Donald Trump a promis d’annoncer le successeur du juge Kennedy, le 9 juillet, au plus tard. / TOYA SARNO JORDAN / REUTERS
Après l’annonce du départ à la retraite d’Anthony Kennedy, l’un des juges de la Cour suprême des Etats-Unis, le président Donald Trump s’apprête à désigner son successeur. Le processus d’audition est mené par Don McGahn, le conseiller juridique de la Maison Blanche, depuis le 20 janvier 2017. Donald Trump a promis d’annoncer son choix le 9 juillet, si ce n’est plus tôt.

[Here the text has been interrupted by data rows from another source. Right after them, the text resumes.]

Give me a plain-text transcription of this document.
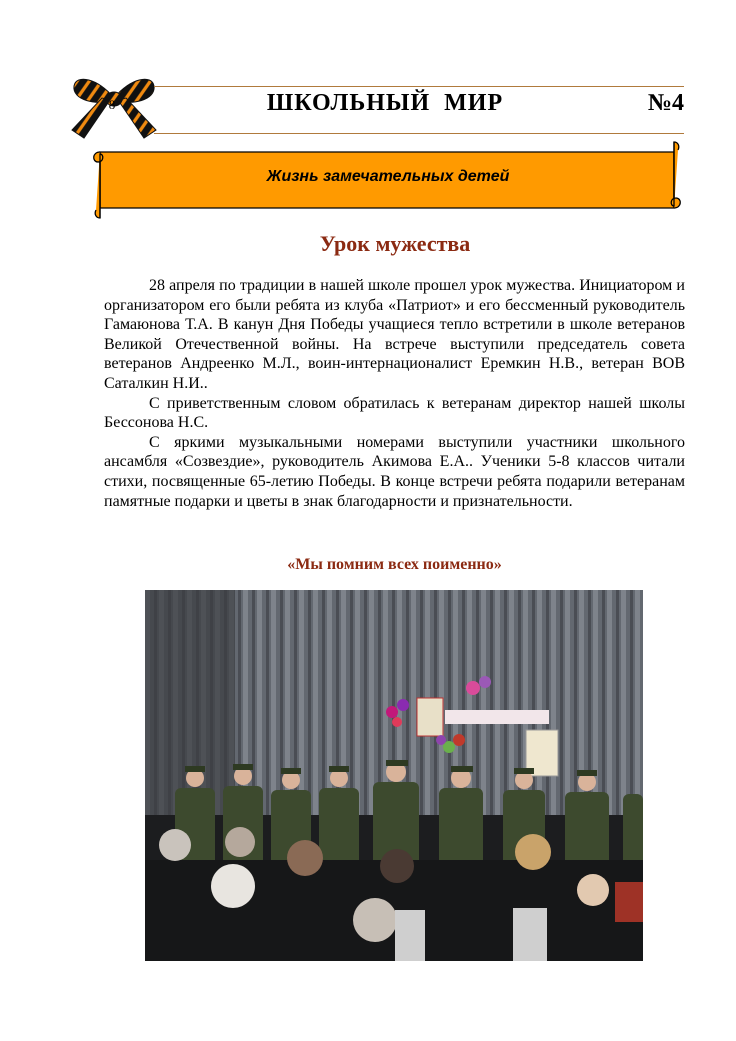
8	ШКОЛЬНЫЙ  МИР	№4
Жизнь замечательных детей
Урок мужества

28 апреля по традиции в нашей школе прошел урок мужества. Инициатором и организатором его были ребята из клуба «Патриот» и его бессменный руководитель Гамаюнова Т.А. В канун Дня Победы учащиеся тепло встретили в школе ветеранов Великой Отечественной войны. На встрече выступили председатель совета ветеранов Андреенко М.Л., воин-интернационалист Еремкин Н.В., ветеран ВОВ Саталкин Н.И..

С приветственным словом обратилась к ветеранам директор нашей школы Бессонова Н.С.

С яркими музыкальными номерами выступили участники школьного ансамбля «Созвездие», руководитель Акимова Е.А.. Ученики 5-8 классов читали стихи, посвященные 65-летию Победы. В конце встречи ребята подарили ветеранам памятные подарки и цветы в знак благодарности и признательности.

«Мы помним всех поименно»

Pour remplacer le juge Kennedy, catholique d’origine irlandaise, la Maison Blanche dispose d’une liste de candidats potentiels. Selon le Wall Street Journal, le président, qui compte opter pour une personnalité issue du courant « originaliste » (soutenant que la Constitution doit s’interpréter en s’en tenant à la signification qu’elle avait en 1787), aurait réduit sa sélection à trois candidats catholiques : Brett Kavanaugh, Amy Coney Barrett et Raymond Kethledge.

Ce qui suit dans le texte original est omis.